Pre-industrial demonstrators

While involvement on the part of the public authorities and major professional organisations can only speed up the linkage process between industrial businesses and tech start-ups, the need to build collaboration is not new.

In 2016, VINCI Energies set up FactoryLab, an industrial and academic consortium that seeks to integrate technology solutions in very short time frames so that pre-industrial demonstrators can be produced to meet members’ needs.

“We need to think about innovation in terms of application needs rather than in terms of breakthrough technologies. IoT and artificial intelligence, for example, aren’t all that new as technologies. However, the ecosystem that has been emerging around start-ups over the past few years is conducive to innovative applications,” states Thomas Leseigneur, innovation manager at VINCI Energies.

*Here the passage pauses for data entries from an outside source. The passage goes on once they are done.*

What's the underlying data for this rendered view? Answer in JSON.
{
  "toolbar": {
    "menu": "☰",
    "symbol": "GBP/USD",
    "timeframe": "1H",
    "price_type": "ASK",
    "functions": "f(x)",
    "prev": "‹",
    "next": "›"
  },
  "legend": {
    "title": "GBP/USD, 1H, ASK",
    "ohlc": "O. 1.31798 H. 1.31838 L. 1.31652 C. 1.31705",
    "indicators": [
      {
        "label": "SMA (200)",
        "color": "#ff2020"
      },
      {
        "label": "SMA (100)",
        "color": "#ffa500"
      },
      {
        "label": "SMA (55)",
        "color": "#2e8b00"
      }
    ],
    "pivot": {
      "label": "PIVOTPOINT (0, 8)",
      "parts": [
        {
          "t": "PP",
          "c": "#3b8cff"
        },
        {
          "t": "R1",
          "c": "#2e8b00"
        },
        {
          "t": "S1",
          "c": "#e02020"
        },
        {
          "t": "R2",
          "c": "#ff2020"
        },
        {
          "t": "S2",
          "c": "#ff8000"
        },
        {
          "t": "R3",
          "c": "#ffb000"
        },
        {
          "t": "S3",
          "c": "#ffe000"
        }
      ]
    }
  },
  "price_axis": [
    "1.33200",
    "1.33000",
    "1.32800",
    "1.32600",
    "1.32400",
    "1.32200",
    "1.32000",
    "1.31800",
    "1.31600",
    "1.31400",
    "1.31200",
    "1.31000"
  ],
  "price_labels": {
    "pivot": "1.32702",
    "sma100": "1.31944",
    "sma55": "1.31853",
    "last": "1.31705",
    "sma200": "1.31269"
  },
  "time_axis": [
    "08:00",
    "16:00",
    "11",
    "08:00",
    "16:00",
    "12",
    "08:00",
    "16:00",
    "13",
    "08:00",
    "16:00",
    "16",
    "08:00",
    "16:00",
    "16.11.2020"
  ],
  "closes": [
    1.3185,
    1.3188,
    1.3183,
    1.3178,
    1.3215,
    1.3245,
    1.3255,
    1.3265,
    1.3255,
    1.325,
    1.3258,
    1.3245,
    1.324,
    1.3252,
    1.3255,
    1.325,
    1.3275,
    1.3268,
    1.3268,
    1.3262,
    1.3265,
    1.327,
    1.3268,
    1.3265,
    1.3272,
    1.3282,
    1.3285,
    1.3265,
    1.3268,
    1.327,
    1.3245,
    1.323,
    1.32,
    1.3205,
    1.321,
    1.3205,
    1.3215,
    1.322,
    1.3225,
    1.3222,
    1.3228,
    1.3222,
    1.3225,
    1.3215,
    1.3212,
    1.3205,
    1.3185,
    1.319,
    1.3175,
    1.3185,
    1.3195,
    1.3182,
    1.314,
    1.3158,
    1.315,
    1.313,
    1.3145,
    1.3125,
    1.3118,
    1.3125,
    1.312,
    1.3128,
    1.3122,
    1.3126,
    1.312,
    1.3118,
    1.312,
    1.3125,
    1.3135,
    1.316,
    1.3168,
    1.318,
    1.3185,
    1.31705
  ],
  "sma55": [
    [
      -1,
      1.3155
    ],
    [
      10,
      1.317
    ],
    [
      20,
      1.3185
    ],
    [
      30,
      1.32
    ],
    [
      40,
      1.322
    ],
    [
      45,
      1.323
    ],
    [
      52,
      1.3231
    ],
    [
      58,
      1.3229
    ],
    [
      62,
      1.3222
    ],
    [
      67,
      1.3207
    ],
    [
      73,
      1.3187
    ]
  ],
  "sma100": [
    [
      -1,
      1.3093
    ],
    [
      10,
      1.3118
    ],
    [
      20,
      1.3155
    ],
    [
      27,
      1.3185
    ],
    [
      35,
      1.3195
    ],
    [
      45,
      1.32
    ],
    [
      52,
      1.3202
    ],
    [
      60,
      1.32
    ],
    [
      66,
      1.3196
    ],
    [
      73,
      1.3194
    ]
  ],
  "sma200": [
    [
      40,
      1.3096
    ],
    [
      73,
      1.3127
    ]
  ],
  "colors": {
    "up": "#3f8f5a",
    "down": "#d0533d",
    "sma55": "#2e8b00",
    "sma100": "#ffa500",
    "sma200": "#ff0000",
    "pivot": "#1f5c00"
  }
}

FactoryLab brings together four manufacturing companies (Stellantis, Safran, Technip, Naval Group), academic players (the French Alternative Energies and Atomic Energy Commission – CEA, the French Technical Centre for Mechanical Industries – Cetim, ENSAM engineering school), 20 or so technology providers and an integrator (Actemium, the VINCI Energies industry brand). It includes around 30 players altogether, all of whom have agreed to pool industrial needs and technological capabilities as part of an open innovation approach in order to design and implement projects then put them into production in four main categories: flexible digital factory, advanced control, physical support systems for operators and cognitive support systems for operators.

In 6 years, the consortium has given rise to some 30 projects, a third of which have been rolled out and brought to market on an industrial scale.